The staff end keeps falling off. I'm definitely going to have to pin it once my order gets here and I do the staff conversion. Damn shame too, I thought finecast would eliminate pinning. At least it will be ten thousand times easier.

A few more shots before I am gone for the weekend:


----------



## Parasyte (Feb 14, 2011)

I love the model so far!
Your plastic glue conundrum would be due to the fact that finecast is resin not plastic, you would have better luck detaching all of the part and using superglue.


----------



## Djinn24 (Jan 12, 2008)

Bring your boobs closer together, they are unnaturally far apart.


----------



## Deneris (Jul 23, 2008)

djinn24 said:


> Bring your boobs closer together, they are unnaturally far apart.


And Djinn knows boobs... :grin:


----------



## Djinn24 (Jan 12, 2008)

Look at mine everyday, my bad, my moobs .


----------



## Iron Angel (Aug 2, 2009)

Final cut. I've literally cut off as much as I can without mutilating the model. It looks a hell of a lot better than when it started.

Hopefully my paints will arrive tomorrow or the day after so I can actually paint it instead of sitting here staring at it.

I'll do the final cleanup once its all dry, then wait.


----------



## Iron Angel (Aug 2, 2009)

Some more pics, my B&K order came in so I have my milliput and my bits now.


































































Only thing I am iffy on is those back arches. They make the model look sort of... I don't know. What do you guys think?


----------



## Iron Angel (Aug 2, 2009)

Final sculpt:










































Now, just to do the final cleanup and wait for my paint to arrive.


----------



## Inari82 (Dec 6, 2011)

I'm loving it, specially the war scythe. Can't wait to see it cleaned up and painted.


----------



## Iron Angel (Aug 2, 2009)

Paint got delayed due to floods. Dammit! I hope it comes tomorrow, then I can take it with me when I leave for the weekend...


----------



## Iron Angel (Aug 2, 2009)

Gah, still nothing. It will be monday before I have anything new for you guys.


----------



## CaptainQuackers (Jan 4, 2012)

I'm really liking it so far. I was a little dubious of the breasts at first and it looked very cluttered, but now with the larger weapon and the back arches, as well as the modelling stuff you put on I think it looks fantastic, can't wait to see it painted!


----------



## arumichic (May 14, 2011)

Agreed. Really nice looking and that little plate in front of the face makes the boobs look a bit more natural. I'll be keeping tabs on you from now on.


----------



## Iron Angel (Aug 2, 2009)

Basecoat!


----------



## Iron Angel (Aug 2, 2009)

Paint so far.

Still have to do a few details and the face.


----------



## Kreuger (Aug 30, 2010)

I think the weapon and back decorations are working. I think the boobs are still suspect. Between the collar and the bust, your necron is frightfully well endowed, and that puts a ton of mass on the front of the model. And I'm not sure the fins balance it out.


----------



## Iron Angel (Aug 2, 2009)

Possibly, but that was actually the point. I wanted her to be colossal in stature. Heres more, with the face and some weapon details done. Only two things to do after this, and thats touch-up and basing.


----------



## Disciple_of_Ezekiel (May 23, 2010)

Hello Iron Angel,

I like the conversion you have made, she has that "I'm going to jack you up" look about her.

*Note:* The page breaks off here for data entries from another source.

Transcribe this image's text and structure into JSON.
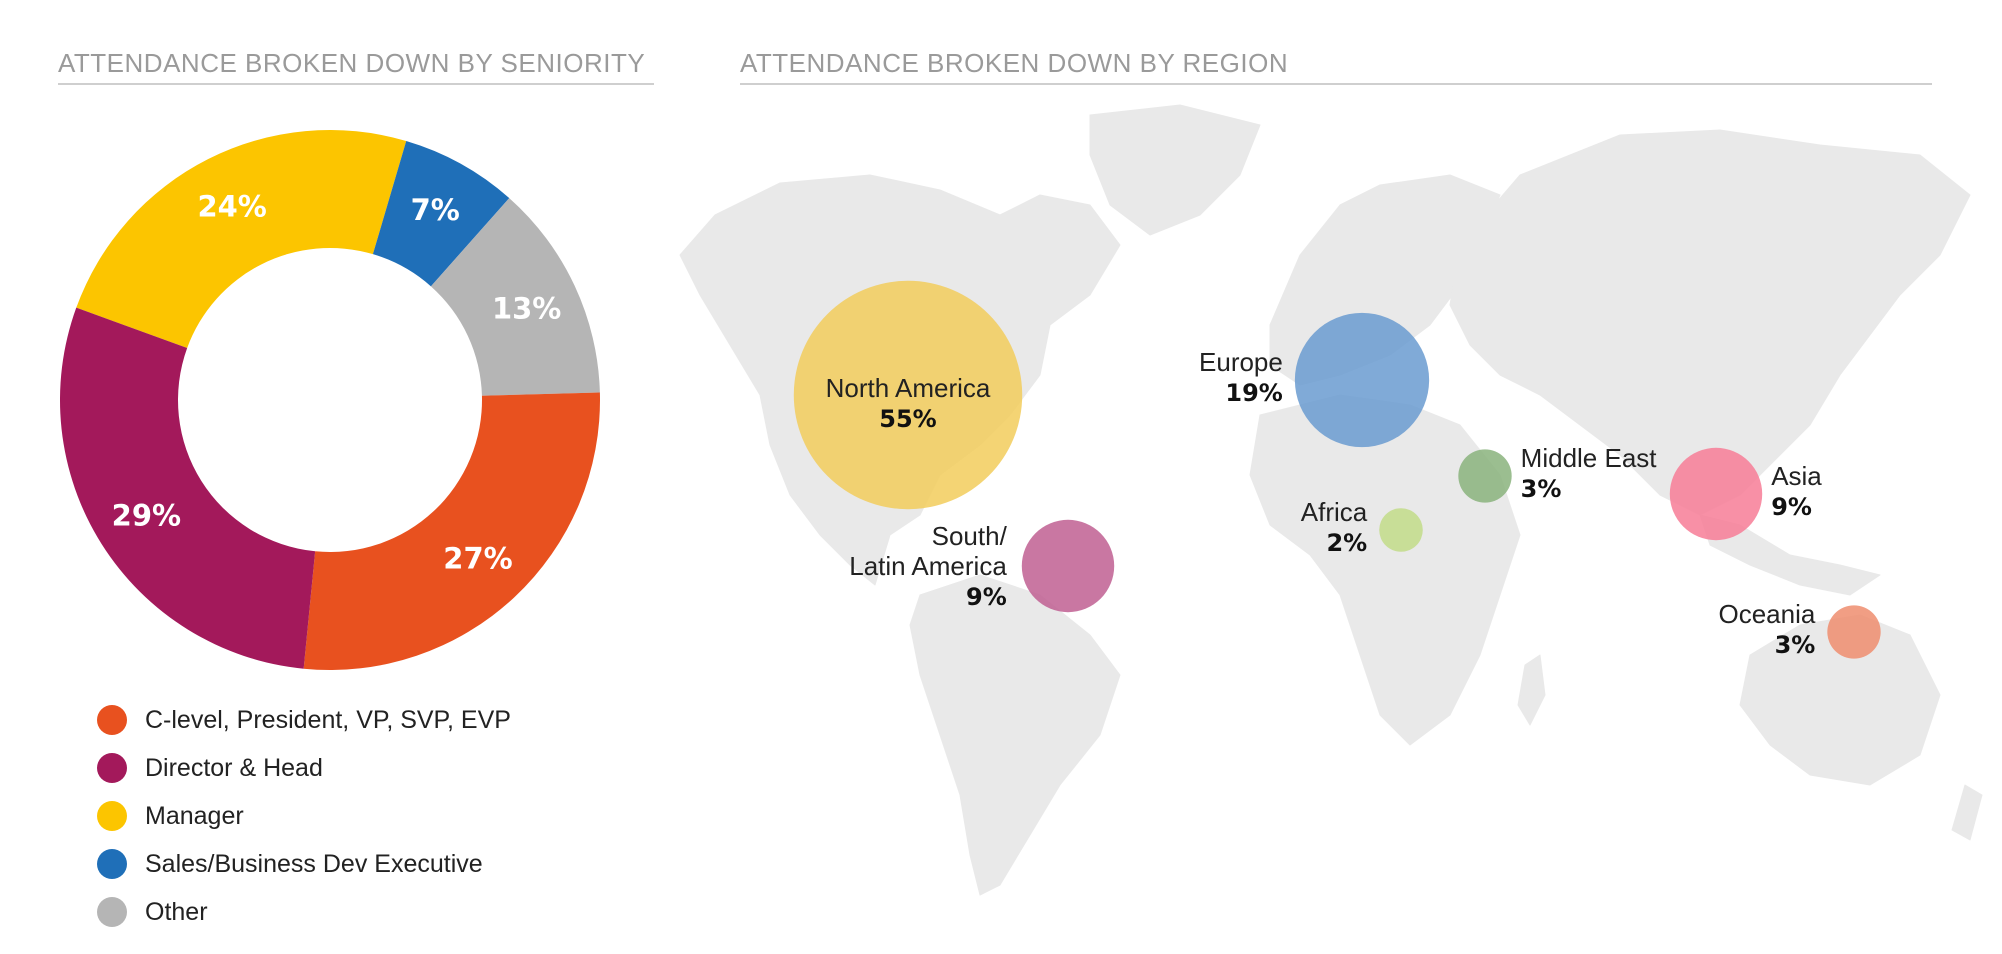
{
  "seniority": {
    "title": "ATTENDANCE BROKEN DOWN BY SENIORITY"
  },
  "region": {
    "title": "ATTENDANCE BROKEN DOWN BY REGION"
  },
  "chart_data": [
    {
      "type": "pie",
      "title": "ATTENDANCE BROKEN DOWN BY SENIORITY",
      "donut": true,
      "legend_position": "bottom",
      "slices": [
        {
          "label": "C-level, President, VP, SVP, EVP",
          "value": 27,
          "display": "27%",
          "color": "#e8511f"
        },
        {
          "label": "Director & Head",
          "value": 29,
          "display": "29%",
          "color": "#a3195b"
        },
        {
          "label": "Manager",
          "value": 24,
          "display": "24%",
          "color": "#fcc500"
        },
        {
          "label": "Sales/Business Dev Executive",
          "value": 7,
          "display": "7%",
          "color": "#1f6fb8"
        },
        {
          "label": "Other",
          "value": 13,
          "display": "13%",
          "color": "#b5b5b5"
        }
      ]
    },
    {
      "type": "scatter",
      "subtype": "bubble-map",
      "title": "ATTENDANCE BROKEN DOWN BY REGION",
      "regions": [
        {
          "name": "North America",
          "value": 55,
          "display": "55%",
          "color": "#f2cd5c"
        },
        {
          "name": "Europe",
          "value": 19,
          "display": "19%",
          "color": "#6a9bd0"
        },
        {
          "name": "Middle East",
          "value": 3,
          "display": "3%",
          "color": "#8ab37c"
        },
        {
          "name": "Africa",
          "value": 2,
          "display": "2%",
          "color": "#c2dc88"
        },
        {
          "name": "Asia",
          "value": 9,
          "display": "9%",
          "color": "#f77c96"
        },
        {
          "name": "South/Latin America",
          "value": 9,
          "display": "9%",
          "color": "#bf5f92"
        },
        {
          "name": "Oceania",
          "value": 3,
          "display": "3%",
          "color": "#ef8d6e"
        }
      ]
    }
  ]
}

Your weapon effects look pretty good with the green and it adds a nice change from the purple. One thing that strikes me tho is that the purple edging looks kinda rough, maybe go back with some black or boltgun metal, hard to tell which colors it is, and clean up the edges on and around the body.

Nontheless, keep up the good work.

Regards,
DoE


----------



## Iron Angel (Aug 2, 2009)

Alright, some of you might not know, but I forgot to shake my can of purity seal, and after a half second of spraying my model already looked like it had been in a blizzard. After one strip and repaint, and a rebuild of the Proton Gun because it was easier and cleaner than stripping it, she is finito once more. This time, I will thoroughly shake and test the can of purity seal before using it.


----------



## DecrepitDragon (Aug 2, 2011)

Looks good bud. Glad to see the purity seal _:hack spit:_ incident didn't slow you down.

Thats a very nice effect you got on the blades - creepy green and glowy. Cracking job.:victory:


----------



## Iron Angel (Aug 2, 2009)

I'll be trying the varnish spray on something else first and seeing if it clumps again. If not, I'll spray this model.

And I'll shake the can this time as well.


----------



## Skari (Dec 20, 2011)

looking good. Keep it up!


----------



## Iron Angel (Aug 2, 2009)

The more I look at it, the more I'm actually glad the purity seal ruined the paint. I think the second paint job looks infinitely better than the first.


----------